Изобилие и комфорт – серьезные искушения для этой национальной души, призванной не только наслаждаться, но и страдать, сгорая за других, ибо только так она способна обрести должную чистоту и огранку для исполнения объективно заданной ей мирохранительной миссии. Ведь душа, по слову поэта, «ежели обожжена, справедливей, милосерднее и праведней она»[68]. В опасности изобилия и комфорта для русской души – объяснение интуитивно ощущаемого многими безотчетного страха перед верной оценкой реальности, вынуждающей осознать «парадокс великой России»: богатейшая в мире по природному, творческому и культурному потенциалу страна во все эпохи живет относительно бедно. Ей исторически никогда не было дано пребывать в сытом благополучии. Для неё органически чуждо такое понятия, как «кризис перепроизводства», ибо в стране практически всегда чего-то не хватало. Климат вынуждал людей выживать, а значит, трудиться, изобретать и приспосабливаться. Земледелие всегда было рискованным, и земля никогда не баловала несколькими урожаями в сезон.

Для нас, жителей России, ситуация всякий раз складывалась так, что на каждом этапе нашей истории в своём приближении к «материальным благам» мы словно натыкались на воздвигаемую кем-то невидимую стену.
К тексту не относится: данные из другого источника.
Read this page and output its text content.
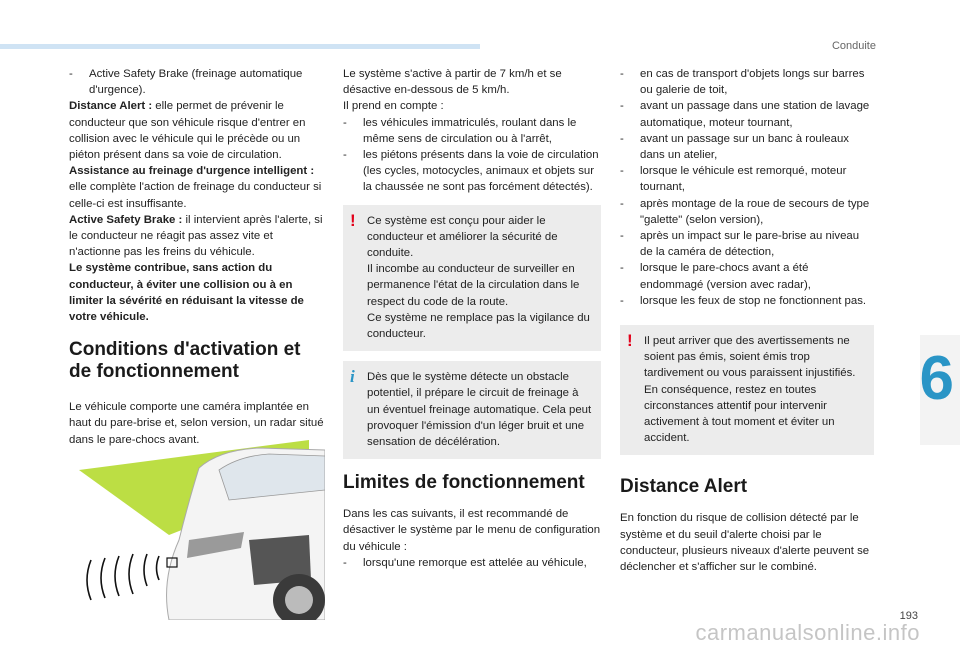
Conduite
6
-	Active Safety Brake (freinage automatique d'urgence).

Distance Alert : elle permet de prévenir le conducteur que son véhicule risque d'entrer en collision avec le véhicule qui le précède ou un piéton présent dans sa voie de circulation.

Assistance au freinage d'urgence intelligent : elle complète l'action de freinage du conducteur si celle-ci est insuffisante.

Active Safety Brake : il intervient après l'alerte, si le conducteur ne réagit pas assez vite et n'actionne pas les freins du véhicule.

Le système contribue, sans action du conducteur, à éviter une collision ou à en limiter la sévérité en réduisant la vitesse de votre véhicule.

Conditions d'activation et de fonctionnement

Le véhicule comporte une caméra implantée en haut du pare-brise et, selon version, un radar situé dans le pare-chocs avant.

Le système s'active à partir de 7 km/h et se désactive en-dessous de 5 km/h.

Il prend en compte :

-	les véhicules immatriculés, roulant dans le même sens de circulation ou à l'arrêt,
-	les piétons présents dans la voie de circulation (les cycles, motocycles, animaux et objets sur la chaussée ne sont pas forcément détectés).
! Ce système est conçu pour aider le conducteur et améliorer la sécurité de conduite.

Il incombe au conducteur de surveiller en permanence l'état de la circulation dans le respect du code de la route.

Ce système ne remplace pas la vigilance du conducteur.

i Dès que le système détecte un obstacle potentiel, il prépare le circuit de freinage à un éventuel freinage automatique. Cela peut provoquer l'émission d'un léger bruit et une sensation de décélération.

Limites de fonctionnement

Dans les cas suivants, il est recommandé de désactiver le système par le menu de configuration du véhicule :

-	lorsqu'une remorque est attelée au véhicule,
-	en cas de transport d'objets longs sur barres ou galerie de toit,
-	avant un passage dans une station de lavage automatique, moteur tournant,
-	avant un passage sur un banc à rouleaux dans un atelier,
-	lorsque le véhicule est remorqué, moteur tournant,
-	après montage de la roue de secours de type "galette" (selon version),
-	après un impact sur le pare-brise au niveau de la caméra de détection,
-	lorsque le pare-chocs avant a été endommagé (version avec radar),
-	lorsque les feux de stop ne fonctionnent pas.
! Il peut arriver que des avertissements ne soient pas émis, soient émis trop tardivement ou vous paraissent injustifiés. En conséquence, restez en toutes circonstances attentif pour intervenir activement à tout moment et éviter un accident.

Distance Alert

En fonction du risque de collision détecté par le système et du seuil d'alerte choisi par le conducteur, plusieurs niveaux d'alerte peuvent se déclencher et s'afficher sur le combiné.

193
carmanualsonline.info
Досадуя по этому поводу, мы вновь и вновь упорно искали представлявшийся нам спасительным выход из столь досадного «лабиринта судьбы». От Российской империи к буржуазной республике, от неё – к национализации и военному коммунизму, нэпу и индустриализации с коллективизацией, наконец, к развитому социализму, а затем к либеральным реформам с приватизацией и… И каждый раз в итоге – очередное крушение надежд на достижение материального комфорта и очередная «мобилизация общества на трудовые свершения с целью повышения благосостояния трудящихся».